🤖 AI Summary
Existing image augmentation methods struggle to modify high-level semantic attributes—such as viewpoint, environment, weather, and intra-class fine-grained features—thereby limiting model generalization. Generative approaches (e.g., DA-Fusion) remain largely confined to texture-level manipulation and lack deep semantic diversity. To address this, we propose a diffusion-based, semantics-aware diversification framework. Our method innovatively integrates Textual Inversion embedding perturbation, LLM-driven dynamic prompt generation, and a generation-quality weighting mechanism, enabling controllable semantic editing across viewpoint, environment, weather, and intra-class attributes. Extensive experiments on multiple benchmarks demonstrate substantial improvements over standard augmentations and DA-Fusion—particularly in out-of-distribution classification accuracy and robustness. These results empirically validate the critical role of semantic-level augmentation in enhancing model generalization.
📝 Abstract
Simple data augmentation techniques, such as rotations and flips, are widely used to enhance the generalization power of computer vision models. However, these techniques often fail to modify high-level semantic attributes of a class.
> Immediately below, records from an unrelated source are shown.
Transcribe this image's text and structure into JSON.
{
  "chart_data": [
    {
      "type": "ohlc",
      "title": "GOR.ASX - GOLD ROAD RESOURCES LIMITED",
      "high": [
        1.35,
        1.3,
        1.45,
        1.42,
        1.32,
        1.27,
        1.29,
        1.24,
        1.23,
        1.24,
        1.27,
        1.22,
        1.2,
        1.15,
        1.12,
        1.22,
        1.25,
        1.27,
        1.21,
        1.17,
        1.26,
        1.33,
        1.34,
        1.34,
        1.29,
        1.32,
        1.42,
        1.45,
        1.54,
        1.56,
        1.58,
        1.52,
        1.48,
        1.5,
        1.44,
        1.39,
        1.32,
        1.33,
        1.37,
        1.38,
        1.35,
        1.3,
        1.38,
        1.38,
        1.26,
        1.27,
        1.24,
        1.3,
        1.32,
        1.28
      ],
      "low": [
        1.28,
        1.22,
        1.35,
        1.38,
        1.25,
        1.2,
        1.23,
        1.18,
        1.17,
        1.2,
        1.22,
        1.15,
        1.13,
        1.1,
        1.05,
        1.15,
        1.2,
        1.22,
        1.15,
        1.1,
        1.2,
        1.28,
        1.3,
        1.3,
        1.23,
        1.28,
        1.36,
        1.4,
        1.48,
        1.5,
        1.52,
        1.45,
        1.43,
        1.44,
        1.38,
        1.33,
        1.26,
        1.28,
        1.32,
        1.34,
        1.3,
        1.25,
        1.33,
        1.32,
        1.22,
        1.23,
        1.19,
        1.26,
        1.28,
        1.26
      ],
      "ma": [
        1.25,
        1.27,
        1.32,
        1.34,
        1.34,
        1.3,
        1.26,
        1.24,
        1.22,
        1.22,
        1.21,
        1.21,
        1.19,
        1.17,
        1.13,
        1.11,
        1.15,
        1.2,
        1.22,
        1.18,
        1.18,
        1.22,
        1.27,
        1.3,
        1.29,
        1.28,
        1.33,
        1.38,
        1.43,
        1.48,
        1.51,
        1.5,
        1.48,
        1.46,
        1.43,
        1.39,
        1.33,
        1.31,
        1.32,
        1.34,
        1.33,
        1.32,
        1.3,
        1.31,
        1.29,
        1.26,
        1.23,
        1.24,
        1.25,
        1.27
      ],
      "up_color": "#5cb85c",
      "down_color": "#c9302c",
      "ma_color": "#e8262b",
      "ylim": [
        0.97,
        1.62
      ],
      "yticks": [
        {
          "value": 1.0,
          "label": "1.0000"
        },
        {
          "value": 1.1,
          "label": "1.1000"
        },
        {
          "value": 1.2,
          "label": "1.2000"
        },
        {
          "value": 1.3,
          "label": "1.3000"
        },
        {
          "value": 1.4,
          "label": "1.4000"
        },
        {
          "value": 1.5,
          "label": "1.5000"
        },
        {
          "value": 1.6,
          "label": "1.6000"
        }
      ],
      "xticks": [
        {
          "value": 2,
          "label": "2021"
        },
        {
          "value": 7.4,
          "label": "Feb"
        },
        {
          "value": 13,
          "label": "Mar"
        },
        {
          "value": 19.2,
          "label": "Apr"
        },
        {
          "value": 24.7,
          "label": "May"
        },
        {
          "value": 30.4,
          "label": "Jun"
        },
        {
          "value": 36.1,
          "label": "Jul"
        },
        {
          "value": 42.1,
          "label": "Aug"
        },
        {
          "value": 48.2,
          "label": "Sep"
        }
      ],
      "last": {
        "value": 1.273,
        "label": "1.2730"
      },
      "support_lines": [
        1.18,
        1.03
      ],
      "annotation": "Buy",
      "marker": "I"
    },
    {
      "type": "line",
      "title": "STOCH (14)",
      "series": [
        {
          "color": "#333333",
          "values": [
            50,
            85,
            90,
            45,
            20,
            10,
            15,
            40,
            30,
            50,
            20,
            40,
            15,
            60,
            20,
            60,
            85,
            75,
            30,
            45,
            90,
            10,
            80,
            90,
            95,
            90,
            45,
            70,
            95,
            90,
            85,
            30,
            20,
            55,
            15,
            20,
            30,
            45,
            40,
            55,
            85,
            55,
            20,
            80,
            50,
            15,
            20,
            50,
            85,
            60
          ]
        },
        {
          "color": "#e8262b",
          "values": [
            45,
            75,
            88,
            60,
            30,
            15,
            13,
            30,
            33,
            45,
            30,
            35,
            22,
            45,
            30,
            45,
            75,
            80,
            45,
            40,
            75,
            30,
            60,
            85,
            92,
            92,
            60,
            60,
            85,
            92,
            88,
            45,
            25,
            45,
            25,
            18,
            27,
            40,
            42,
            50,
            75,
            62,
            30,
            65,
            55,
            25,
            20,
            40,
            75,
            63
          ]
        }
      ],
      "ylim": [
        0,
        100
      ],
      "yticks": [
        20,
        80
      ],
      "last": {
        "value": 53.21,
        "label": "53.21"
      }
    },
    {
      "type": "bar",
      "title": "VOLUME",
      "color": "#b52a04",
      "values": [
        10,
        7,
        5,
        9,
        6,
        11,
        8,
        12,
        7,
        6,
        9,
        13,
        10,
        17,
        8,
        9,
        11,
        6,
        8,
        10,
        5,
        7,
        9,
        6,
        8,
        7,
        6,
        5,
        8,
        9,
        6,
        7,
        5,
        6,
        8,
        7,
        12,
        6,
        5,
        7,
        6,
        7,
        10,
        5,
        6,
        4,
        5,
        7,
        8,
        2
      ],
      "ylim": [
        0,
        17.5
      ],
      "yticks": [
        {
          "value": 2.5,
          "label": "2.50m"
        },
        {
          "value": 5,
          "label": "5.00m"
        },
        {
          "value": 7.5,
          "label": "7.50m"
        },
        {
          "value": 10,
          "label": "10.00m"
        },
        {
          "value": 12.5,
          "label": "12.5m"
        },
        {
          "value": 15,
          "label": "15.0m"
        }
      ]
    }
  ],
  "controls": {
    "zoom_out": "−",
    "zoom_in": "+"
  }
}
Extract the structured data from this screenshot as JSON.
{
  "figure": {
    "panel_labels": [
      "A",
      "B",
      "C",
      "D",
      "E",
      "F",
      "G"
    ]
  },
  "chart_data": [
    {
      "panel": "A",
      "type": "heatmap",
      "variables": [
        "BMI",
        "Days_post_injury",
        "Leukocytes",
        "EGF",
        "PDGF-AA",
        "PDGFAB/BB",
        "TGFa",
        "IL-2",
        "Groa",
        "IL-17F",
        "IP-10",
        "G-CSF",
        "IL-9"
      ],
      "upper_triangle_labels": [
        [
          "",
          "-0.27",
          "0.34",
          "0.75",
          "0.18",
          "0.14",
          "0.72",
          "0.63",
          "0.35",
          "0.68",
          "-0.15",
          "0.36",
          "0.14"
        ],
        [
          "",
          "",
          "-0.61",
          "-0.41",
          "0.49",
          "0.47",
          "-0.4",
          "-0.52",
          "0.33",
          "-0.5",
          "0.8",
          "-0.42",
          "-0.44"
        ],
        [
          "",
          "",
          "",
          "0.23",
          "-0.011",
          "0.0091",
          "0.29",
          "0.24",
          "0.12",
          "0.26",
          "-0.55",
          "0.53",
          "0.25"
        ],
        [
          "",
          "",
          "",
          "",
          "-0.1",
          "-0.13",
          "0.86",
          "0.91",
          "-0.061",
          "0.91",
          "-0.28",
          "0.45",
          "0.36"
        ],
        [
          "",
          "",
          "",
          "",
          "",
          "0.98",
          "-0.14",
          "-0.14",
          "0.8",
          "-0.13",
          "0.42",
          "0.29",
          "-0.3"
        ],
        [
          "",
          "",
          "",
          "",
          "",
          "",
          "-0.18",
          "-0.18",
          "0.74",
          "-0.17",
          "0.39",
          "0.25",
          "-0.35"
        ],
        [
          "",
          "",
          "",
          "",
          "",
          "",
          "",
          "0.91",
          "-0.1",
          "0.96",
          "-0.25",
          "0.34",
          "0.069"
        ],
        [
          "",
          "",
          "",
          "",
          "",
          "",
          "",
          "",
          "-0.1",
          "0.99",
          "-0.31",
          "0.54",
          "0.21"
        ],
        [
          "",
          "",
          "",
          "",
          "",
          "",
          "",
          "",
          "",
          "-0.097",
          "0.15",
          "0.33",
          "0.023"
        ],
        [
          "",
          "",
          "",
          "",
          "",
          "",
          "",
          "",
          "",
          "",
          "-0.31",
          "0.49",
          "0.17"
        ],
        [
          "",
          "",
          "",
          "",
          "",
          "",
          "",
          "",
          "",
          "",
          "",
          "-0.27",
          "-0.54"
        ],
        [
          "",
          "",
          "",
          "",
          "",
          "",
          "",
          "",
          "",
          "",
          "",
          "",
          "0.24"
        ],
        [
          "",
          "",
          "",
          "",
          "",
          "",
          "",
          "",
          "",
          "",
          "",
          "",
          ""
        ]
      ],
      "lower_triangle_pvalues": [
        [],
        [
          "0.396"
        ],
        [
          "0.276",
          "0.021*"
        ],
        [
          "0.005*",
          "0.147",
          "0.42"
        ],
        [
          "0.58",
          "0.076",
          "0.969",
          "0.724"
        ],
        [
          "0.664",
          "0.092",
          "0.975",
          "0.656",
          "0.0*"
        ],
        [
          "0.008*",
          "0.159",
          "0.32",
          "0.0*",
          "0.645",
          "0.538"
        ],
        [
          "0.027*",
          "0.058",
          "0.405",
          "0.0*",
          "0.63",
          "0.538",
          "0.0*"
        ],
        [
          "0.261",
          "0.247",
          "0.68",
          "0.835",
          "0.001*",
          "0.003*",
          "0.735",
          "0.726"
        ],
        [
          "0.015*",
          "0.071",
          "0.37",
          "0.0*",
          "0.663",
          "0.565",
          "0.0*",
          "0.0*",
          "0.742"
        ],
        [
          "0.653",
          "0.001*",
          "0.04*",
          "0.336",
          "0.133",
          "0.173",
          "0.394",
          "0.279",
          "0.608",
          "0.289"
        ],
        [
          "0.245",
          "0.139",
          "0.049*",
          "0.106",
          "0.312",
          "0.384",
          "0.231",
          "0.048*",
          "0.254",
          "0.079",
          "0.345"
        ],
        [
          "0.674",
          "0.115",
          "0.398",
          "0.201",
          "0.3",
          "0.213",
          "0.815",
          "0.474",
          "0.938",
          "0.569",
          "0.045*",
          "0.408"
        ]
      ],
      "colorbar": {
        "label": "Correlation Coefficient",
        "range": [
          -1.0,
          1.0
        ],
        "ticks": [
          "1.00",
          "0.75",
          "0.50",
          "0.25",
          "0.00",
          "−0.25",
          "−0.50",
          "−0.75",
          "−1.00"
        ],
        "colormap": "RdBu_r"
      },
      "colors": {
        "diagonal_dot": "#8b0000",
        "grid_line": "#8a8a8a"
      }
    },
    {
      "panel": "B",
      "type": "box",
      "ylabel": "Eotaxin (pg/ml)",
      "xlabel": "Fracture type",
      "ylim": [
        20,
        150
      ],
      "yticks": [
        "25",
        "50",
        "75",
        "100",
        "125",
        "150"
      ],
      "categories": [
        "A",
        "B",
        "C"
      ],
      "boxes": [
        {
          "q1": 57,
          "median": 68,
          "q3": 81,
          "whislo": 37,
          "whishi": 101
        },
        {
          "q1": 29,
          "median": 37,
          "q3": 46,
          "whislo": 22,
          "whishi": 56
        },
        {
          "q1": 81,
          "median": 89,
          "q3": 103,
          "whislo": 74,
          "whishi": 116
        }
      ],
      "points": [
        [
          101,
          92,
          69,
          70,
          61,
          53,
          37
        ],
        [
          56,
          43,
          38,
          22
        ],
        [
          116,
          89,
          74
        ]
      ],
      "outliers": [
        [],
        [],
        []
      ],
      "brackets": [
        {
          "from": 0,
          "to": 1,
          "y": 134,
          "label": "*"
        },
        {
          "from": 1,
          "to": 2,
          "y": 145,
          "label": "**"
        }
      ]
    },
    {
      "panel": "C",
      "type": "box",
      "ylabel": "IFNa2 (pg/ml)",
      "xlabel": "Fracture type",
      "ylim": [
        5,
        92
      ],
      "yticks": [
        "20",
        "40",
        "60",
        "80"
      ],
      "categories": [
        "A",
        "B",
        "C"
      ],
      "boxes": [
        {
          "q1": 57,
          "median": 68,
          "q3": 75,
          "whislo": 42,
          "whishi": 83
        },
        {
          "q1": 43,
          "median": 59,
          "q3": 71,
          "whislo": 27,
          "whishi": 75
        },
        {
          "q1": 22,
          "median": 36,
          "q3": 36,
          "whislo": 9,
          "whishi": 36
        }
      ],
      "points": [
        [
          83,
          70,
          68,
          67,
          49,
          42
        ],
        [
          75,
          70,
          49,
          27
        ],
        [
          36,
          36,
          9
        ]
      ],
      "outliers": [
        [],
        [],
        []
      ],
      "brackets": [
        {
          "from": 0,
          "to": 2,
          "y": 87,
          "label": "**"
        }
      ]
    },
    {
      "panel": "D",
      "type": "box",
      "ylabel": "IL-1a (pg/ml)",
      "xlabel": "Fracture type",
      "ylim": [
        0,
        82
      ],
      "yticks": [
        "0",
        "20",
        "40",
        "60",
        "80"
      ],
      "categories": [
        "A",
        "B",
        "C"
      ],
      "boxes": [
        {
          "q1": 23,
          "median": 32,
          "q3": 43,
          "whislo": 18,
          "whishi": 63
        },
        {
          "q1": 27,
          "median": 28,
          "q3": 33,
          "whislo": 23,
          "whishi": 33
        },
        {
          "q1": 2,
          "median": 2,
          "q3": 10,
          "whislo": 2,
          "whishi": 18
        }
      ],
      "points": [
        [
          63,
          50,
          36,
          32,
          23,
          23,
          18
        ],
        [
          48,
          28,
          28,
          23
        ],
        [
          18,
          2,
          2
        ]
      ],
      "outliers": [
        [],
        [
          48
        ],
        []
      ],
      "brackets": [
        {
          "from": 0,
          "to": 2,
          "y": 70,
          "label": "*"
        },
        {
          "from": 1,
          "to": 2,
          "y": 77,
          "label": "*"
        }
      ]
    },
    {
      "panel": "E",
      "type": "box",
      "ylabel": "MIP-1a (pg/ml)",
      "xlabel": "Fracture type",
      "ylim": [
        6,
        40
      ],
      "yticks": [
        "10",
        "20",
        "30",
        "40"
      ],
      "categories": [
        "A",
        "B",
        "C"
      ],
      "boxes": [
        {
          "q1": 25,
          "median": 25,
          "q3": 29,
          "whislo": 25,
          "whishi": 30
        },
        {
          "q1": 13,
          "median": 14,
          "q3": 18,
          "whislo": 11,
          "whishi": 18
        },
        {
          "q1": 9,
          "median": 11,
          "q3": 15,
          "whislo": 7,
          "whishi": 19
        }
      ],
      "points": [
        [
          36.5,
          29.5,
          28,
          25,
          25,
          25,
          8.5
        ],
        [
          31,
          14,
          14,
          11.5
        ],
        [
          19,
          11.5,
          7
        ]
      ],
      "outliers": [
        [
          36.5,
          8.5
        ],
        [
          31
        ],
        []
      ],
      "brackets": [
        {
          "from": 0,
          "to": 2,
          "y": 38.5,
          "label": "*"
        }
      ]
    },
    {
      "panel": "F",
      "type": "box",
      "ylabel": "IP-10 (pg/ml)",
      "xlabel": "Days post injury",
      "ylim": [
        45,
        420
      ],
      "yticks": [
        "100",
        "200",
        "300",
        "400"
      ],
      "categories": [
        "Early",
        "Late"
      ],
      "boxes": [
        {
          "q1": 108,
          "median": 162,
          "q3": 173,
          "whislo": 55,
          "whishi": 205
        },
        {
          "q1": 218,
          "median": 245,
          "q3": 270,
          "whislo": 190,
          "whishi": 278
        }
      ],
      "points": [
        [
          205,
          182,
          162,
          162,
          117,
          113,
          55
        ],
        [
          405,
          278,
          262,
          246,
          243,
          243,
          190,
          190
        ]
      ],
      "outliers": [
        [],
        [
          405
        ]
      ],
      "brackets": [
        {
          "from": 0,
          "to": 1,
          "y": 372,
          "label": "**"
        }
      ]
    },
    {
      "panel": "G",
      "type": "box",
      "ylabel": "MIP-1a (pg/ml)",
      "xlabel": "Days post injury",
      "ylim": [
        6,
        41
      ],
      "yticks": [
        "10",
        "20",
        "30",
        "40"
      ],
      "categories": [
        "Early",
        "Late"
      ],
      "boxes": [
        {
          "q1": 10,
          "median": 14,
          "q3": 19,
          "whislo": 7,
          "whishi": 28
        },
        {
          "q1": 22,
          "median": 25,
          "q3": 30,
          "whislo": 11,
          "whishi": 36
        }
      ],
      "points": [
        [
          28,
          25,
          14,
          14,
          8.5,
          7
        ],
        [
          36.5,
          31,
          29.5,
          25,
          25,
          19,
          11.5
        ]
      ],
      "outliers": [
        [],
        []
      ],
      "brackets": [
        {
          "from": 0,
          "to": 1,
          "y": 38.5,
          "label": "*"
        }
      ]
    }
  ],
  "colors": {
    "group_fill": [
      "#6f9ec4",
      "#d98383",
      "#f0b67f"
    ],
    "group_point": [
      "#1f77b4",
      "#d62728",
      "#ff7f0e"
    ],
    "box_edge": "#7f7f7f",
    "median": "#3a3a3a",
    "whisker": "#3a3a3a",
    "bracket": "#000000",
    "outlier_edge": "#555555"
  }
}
To address this limitation, researchers have explored generative augmentation methods like the recently proposed DA-Fusion. Despite some progress, the variations are still largely limited to textural changes, thus falling short on aspects like varied viewpoints, environment, weather conditions, or even class-level semantic attributes (eg, variations in a dog's breed). To overcome this challenge, we propose DIAGen, building upon DA-Fusion. First, we apply Gaussian noise to the embeddings of an object learned with Textual Inversion to diversify generations using a pre-trained diffusion model's knowledge. Second, we exploit the general knowledge of a text-to-text generative model to guide the image generation of the diffusion model with varied class-specific prompts. Finally, we introduce a weighting mechanism to mitigate the impact of poorly generated samples. Experimental results across various datasets show that DIAGen not only enhances semantic diversity but also improves the performance of subsequent classifiers. The advantages of DIAGen over standard augmentations and the DA-Fusion baseline are particularly pronounced with out-of-distribution samples.